2024-12-29 16:53:00
Charles Dolan, the billionaire founder of HBO and Cablevision, whose family owns Madison Square Garden, has died at age 98.
Dolan passed away of natural causes surrounded by his loved ones, according to a statement issued by his family. “It is with deep sorrow that we announce the passing of our beloved father and patriarch, Charles Dolan, the visionary founder of HBO and Cablevision,” the statement reads.
Dolan’s career began in New York City in 1952 when he was just 26 years old.

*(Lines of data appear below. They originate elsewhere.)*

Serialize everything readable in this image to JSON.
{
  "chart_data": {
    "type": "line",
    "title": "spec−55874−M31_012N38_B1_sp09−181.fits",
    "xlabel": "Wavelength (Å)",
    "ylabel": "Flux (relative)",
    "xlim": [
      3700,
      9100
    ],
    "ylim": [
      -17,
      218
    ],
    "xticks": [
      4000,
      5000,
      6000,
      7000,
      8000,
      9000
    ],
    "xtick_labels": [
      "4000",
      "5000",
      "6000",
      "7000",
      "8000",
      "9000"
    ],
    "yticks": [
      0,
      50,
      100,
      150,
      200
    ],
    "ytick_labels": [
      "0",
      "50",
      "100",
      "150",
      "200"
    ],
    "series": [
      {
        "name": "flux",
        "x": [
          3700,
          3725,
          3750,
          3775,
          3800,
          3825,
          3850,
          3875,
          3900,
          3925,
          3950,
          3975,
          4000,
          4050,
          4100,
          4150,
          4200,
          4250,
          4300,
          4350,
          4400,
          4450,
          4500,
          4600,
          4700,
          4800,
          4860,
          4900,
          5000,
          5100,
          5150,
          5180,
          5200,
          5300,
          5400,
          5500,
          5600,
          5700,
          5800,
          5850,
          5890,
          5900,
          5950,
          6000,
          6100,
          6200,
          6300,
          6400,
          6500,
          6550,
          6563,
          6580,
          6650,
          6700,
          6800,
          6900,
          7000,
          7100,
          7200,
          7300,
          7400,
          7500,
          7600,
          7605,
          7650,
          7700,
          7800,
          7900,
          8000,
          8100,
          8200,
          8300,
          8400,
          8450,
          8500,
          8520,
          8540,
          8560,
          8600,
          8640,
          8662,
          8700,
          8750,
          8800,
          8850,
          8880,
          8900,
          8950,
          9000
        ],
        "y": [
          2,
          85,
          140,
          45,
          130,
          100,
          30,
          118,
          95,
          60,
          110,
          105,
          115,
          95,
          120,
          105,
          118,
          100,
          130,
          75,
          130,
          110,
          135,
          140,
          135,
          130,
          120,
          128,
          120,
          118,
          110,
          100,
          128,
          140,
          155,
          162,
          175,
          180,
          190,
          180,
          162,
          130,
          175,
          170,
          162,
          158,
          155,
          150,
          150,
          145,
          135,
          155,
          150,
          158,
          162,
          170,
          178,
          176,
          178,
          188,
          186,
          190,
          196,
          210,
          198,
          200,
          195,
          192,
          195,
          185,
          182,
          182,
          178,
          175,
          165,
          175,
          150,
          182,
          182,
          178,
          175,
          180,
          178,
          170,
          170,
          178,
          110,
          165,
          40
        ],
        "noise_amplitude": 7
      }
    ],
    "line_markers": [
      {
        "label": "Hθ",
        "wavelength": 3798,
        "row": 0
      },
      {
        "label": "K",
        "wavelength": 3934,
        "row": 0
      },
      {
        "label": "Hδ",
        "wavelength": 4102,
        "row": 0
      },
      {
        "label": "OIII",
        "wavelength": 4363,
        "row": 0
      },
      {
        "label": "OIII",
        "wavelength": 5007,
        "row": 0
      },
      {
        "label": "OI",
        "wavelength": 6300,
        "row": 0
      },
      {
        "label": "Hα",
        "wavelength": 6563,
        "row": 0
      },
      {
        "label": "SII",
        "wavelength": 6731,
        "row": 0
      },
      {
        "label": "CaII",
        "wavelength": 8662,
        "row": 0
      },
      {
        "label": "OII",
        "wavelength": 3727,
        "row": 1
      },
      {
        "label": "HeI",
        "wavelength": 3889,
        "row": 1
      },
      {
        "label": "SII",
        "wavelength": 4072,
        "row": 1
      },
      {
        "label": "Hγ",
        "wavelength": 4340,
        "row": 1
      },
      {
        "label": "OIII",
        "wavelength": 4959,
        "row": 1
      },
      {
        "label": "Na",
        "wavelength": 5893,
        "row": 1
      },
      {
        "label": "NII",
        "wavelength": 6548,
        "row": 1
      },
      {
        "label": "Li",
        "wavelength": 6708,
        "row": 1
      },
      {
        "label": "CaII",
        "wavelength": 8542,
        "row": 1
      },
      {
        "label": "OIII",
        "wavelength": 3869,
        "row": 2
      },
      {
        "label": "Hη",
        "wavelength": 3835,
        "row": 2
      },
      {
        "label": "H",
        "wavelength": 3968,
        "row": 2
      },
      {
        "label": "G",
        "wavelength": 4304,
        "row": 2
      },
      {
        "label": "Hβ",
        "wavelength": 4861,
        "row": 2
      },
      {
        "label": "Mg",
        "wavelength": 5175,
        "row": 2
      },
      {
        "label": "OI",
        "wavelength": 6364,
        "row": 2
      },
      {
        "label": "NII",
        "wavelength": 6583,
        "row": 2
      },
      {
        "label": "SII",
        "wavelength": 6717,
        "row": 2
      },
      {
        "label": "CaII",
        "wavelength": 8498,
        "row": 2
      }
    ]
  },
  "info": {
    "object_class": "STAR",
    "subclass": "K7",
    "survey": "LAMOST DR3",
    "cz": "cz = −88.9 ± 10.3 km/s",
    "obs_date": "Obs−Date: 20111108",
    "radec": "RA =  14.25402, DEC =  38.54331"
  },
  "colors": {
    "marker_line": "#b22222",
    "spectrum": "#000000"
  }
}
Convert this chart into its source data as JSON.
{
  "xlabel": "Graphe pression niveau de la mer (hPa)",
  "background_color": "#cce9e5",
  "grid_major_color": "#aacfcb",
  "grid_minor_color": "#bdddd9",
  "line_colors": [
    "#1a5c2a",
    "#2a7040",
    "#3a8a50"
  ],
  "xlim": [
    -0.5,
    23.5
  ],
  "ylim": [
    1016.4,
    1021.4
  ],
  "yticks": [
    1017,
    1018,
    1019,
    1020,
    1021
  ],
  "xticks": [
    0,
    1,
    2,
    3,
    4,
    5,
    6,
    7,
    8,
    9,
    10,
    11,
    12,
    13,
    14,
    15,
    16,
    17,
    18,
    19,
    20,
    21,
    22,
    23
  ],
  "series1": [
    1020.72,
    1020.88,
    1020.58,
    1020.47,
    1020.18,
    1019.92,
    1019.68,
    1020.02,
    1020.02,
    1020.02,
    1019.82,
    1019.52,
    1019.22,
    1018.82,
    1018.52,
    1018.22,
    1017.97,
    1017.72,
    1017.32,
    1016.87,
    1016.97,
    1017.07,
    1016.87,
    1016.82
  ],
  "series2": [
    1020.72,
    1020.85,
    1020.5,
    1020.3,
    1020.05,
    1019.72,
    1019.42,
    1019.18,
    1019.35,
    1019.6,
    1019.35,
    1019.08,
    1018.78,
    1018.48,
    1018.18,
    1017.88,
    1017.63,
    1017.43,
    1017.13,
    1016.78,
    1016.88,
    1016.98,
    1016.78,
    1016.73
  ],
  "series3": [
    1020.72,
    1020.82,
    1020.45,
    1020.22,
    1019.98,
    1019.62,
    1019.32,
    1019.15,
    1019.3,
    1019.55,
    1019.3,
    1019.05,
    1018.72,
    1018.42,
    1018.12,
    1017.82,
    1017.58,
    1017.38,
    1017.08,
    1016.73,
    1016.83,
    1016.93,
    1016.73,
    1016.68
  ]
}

Dolan’s legacy in cable broadcasting includes the 1972 launch of Home Box Office, later known as HBO, and founding Cablevision in 1973 and the American Movie Classics television station in 1984. He also launched News 12 in New York City, the first 24-hour cable channel for local news in the U.S., Newsday reported.
The Cleveland native, who dropped out of John Carroll University in suburban Cleveland, completed the sale of Cablevision to Altice, a European telecommunications and cable company, for $17.7 billion in June 2016.
Dolan, whose primary home was in Cove Neck Village on Long Island in New York, also held controlling stakes in companies that owned Madison Square Garden, Radio City Music Hall, the New York Knicks and the New York Rangers, Newsday reported.
At the time of his death, Charles Dolan and his family had a net worth of $5.4 billion, Forbes reported.
Dolan was a founder and chairman emeritus of The Lustgarten Foundation in Uniondale, New York, which conducts pancreatic cancer research.
He is survived by six children, 19 grandchildren and five great-grandchildren. His wife, Helen Ann Dolan, died in 2023, Newsday reported.